I believe that one of the most interesting aspects of deep learning is the design of network architectures for computer vision applications. Since 2012, many architectures have been proposed. While some building blocks have become standard, the overall structure of these networks often looks drastically different from one another.
Some architectures appear simple, others complex, and some, let's say, simply original! These differences highlight the creative process often involved in developing network architectures for computer vision applications. Thanks to modern GPUs available in consumer computers, it's now quite feasible to design your own architecture, experiment with ideas, and start training from scratch.
Recently, I came across the paper "Patches are all you need?" and found it to be quite original. In the past few years, transformer architectures have gained popularity in computer vision, often achieving excellent results but demanding more resources than traditional CNNs. This paper questions whether transformers are really anything special for vision tasks, proposing that their success might just come from the usual approach of breaking images into patches.
The authors investigate this question by introducing a novel architecture called ConvMixer. In this approach, the input image is divided into patches using a standard convolution operation. This is followed by a series of blocks that incorporate pointwise convolutions, depthwise separable convolutions and residual connections.

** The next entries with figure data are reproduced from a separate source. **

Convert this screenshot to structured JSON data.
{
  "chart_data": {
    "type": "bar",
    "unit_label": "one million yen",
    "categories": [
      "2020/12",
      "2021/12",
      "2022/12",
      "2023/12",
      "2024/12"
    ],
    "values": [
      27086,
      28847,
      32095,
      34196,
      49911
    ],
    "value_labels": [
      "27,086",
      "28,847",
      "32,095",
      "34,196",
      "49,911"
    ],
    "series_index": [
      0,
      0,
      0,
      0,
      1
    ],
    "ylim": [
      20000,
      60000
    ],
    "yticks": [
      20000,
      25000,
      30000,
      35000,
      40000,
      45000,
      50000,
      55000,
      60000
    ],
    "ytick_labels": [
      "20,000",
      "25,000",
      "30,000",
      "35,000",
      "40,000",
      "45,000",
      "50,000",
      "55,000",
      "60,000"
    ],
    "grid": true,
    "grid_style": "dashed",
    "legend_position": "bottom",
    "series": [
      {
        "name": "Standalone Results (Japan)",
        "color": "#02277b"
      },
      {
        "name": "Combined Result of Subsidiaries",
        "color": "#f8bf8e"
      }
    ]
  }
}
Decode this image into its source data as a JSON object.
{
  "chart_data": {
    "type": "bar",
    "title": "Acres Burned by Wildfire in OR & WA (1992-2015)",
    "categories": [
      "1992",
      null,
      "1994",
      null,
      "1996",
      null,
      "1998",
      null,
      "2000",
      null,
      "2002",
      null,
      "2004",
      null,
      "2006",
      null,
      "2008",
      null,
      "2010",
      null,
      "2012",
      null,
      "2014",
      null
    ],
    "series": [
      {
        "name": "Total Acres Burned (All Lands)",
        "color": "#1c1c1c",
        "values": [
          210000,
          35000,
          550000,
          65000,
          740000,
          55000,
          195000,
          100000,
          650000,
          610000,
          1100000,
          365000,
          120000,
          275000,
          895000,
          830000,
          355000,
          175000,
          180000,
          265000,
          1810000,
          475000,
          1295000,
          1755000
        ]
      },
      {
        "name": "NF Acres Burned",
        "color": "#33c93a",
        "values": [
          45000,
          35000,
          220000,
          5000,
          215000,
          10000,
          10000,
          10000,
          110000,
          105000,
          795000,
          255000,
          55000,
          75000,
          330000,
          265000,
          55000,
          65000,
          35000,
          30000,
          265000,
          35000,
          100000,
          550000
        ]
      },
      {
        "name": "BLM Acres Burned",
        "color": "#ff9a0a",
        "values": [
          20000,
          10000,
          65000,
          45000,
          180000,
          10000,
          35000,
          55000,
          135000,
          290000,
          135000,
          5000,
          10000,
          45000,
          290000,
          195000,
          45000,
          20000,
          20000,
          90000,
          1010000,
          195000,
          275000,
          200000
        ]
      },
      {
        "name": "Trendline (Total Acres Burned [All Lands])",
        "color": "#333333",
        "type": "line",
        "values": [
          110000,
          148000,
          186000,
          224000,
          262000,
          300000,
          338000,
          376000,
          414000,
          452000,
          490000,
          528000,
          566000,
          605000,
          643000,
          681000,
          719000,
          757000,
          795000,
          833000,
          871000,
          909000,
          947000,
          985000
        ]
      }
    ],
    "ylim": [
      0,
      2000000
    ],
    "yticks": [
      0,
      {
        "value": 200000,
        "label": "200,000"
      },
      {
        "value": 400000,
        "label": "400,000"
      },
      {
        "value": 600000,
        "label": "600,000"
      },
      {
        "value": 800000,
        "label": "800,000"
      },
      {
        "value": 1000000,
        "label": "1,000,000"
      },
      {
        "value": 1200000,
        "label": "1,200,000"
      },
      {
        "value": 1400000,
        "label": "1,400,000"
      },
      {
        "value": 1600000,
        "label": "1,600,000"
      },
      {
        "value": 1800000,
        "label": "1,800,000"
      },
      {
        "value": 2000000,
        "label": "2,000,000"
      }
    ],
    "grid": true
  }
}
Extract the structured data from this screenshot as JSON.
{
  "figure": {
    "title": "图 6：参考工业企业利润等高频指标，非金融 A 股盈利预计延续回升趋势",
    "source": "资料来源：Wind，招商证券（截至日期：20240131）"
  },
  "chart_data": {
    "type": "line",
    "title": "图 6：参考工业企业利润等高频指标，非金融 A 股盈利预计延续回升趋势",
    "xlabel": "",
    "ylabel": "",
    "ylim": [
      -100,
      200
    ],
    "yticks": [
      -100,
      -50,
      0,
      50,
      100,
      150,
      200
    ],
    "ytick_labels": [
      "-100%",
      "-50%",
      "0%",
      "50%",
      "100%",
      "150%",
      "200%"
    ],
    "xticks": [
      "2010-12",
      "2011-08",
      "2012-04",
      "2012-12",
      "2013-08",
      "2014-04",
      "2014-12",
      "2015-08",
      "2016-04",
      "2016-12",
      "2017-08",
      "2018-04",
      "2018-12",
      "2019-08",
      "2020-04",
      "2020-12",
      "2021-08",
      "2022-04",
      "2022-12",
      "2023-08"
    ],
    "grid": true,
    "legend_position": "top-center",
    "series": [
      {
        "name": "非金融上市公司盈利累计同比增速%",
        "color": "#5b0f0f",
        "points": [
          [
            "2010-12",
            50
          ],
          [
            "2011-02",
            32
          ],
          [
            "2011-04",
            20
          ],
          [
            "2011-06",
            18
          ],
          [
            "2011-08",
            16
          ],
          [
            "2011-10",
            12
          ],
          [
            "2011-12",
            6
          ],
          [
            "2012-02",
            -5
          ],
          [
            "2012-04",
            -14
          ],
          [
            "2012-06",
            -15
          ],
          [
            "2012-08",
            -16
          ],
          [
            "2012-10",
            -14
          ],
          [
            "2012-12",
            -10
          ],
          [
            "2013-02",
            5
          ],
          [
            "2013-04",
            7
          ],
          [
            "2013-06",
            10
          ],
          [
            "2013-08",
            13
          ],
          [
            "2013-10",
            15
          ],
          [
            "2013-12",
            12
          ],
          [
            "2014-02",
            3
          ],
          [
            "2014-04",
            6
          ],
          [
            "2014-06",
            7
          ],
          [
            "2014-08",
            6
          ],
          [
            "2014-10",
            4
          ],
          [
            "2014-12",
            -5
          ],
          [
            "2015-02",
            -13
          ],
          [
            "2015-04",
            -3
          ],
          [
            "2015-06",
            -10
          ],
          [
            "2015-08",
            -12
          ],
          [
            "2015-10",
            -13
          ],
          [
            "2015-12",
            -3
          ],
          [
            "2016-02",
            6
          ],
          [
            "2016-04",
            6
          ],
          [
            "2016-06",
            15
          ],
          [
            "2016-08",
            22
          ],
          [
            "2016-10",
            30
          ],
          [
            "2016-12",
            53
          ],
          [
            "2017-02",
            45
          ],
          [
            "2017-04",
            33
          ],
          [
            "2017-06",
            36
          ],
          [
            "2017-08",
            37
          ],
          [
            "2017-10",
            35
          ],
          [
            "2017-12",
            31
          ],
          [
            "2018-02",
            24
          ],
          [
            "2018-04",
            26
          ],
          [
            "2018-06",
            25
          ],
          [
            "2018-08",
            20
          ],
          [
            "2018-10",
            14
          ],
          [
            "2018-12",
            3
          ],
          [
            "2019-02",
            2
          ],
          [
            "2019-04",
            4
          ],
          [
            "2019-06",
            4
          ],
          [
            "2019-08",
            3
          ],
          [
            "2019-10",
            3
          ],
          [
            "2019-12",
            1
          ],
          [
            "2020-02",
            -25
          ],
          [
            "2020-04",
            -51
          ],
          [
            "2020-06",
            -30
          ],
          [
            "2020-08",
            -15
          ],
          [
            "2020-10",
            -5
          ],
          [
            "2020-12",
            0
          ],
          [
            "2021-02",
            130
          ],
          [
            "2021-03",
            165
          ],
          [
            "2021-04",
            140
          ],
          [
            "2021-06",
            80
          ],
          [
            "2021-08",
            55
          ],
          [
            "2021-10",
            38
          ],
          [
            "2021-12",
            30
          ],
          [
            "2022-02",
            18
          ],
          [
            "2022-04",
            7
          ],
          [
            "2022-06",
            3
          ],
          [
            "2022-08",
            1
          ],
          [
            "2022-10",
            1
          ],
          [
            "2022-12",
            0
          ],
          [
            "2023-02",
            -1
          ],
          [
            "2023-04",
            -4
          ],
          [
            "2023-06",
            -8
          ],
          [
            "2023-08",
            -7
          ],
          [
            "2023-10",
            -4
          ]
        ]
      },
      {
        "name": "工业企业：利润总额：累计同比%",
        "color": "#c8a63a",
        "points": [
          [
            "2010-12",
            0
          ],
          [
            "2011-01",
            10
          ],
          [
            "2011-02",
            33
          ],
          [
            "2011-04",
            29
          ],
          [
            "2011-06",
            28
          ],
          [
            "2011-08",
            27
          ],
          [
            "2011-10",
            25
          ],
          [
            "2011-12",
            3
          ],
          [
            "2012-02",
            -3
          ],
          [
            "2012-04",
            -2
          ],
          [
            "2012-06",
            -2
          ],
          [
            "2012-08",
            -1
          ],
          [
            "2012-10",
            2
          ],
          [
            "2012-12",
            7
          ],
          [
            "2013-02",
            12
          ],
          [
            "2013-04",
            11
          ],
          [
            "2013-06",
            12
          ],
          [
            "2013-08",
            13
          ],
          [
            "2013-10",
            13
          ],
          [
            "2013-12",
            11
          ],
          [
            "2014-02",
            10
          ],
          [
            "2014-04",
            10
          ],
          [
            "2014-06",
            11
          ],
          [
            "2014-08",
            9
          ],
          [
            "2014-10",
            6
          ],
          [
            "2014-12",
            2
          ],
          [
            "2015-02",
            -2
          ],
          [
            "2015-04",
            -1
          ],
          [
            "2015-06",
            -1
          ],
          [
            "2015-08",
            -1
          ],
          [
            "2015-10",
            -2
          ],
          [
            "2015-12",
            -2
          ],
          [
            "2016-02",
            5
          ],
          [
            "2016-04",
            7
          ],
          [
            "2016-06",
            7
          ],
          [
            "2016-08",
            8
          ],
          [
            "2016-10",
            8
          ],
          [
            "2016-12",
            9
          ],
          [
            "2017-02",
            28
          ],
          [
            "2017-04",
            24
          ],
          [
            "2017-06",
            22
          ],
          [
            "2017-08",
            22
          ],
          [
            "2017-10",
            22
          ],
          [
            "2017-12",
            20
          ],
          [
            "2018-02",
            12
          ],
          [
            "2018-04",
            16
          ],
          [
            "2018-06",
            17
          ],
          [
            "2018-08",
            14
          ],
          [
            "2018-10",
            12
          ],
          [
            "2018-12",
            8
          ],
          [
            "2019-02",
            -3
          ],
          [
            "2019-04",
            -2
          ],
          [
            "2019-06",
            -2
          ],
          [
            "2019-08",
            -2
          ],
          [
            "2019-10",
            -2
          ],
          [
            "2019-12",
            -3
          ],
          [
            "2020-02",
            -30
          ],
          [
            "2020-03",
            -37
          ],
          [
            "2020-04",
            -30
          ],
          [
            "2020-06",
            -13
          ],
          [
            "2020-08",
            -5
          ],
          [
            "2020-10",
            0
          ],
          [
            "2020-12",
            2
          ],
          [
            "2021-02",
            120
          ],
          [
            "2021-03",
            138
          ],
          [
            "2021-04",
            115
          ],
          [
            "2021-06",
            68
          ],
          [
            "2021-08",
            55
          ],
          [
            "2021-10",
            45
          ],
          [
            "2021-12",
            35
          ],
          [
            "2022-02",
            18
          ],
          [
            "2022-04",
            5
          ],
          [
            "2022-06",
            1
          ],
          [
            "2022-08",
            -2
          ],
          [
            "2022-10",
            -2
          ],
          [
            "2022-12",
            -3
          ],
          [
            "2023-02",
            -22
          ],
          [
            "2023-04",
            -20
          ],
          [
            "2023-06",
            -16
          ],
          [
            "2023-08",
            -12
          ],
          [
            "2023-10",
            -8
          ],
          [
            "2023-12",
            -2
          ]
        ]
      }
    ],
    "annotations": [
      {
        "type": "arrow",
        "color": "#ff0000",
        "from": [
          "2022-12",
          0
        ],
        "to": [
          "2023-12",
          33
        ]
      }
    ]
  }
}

One interesting thing about this approach is that it uses standard convolution to break down the image into patches, which is simpler (and more original) than what usual transformer methods propose. Also, the architecture is pretty simple and seems to performs well even with a limited number of trainable parameters. It's odd that there aren't any dropout layers, and we’ll explore that more later in the notebook.
You can have a look in the convmixerlib folder of this repository, which is a simple python custom module. All the code it's written using standard python type hints and docstrings, trying to keep things as simple as possible. Note that I intentionally minimized the number of functions to make the building blocks easier to understand and read (see note below).
Actually there is not much code at all, here's a short list of what you will find in each file of the convmixerlib module:
- blocks.py -> the convmixer basic building block
- models.py -> the convmixer network architecture
- plots.py -> simple function for plotting models training history (train and validation loss)
- processing.py -> functions for data augmentation and splitting data in training and validation sets
You can use alternatively the notebook "convmixer-experiment-cifar10.ipynb" or the script "convmixer-experiment-cifar10.py" to run an experiment on cifar-10 data using a convmixer network!
You can install the required dependencies using the "requirements.txt" file (WARNING -> jupyter notebooks dependencies not included), everything should work as expected using python 3.12 or similar versions. I tested everything on WSL2 with standard Ubuntu distribution.
NOTE: in this implementation i deliberately tried to use as few functions as possible. While it's useful to encapsulate repetetive basic building blocks (ex. convolution, batchnorm, activation) in functions, it quickly became a real nightmare when the only goal it's to understand a network design. When I look for network implementations and my goal is pure architectures understanding, I personally hate the functions inceptions when building simple stuff. Hope you will find easier to read the implementation in this way!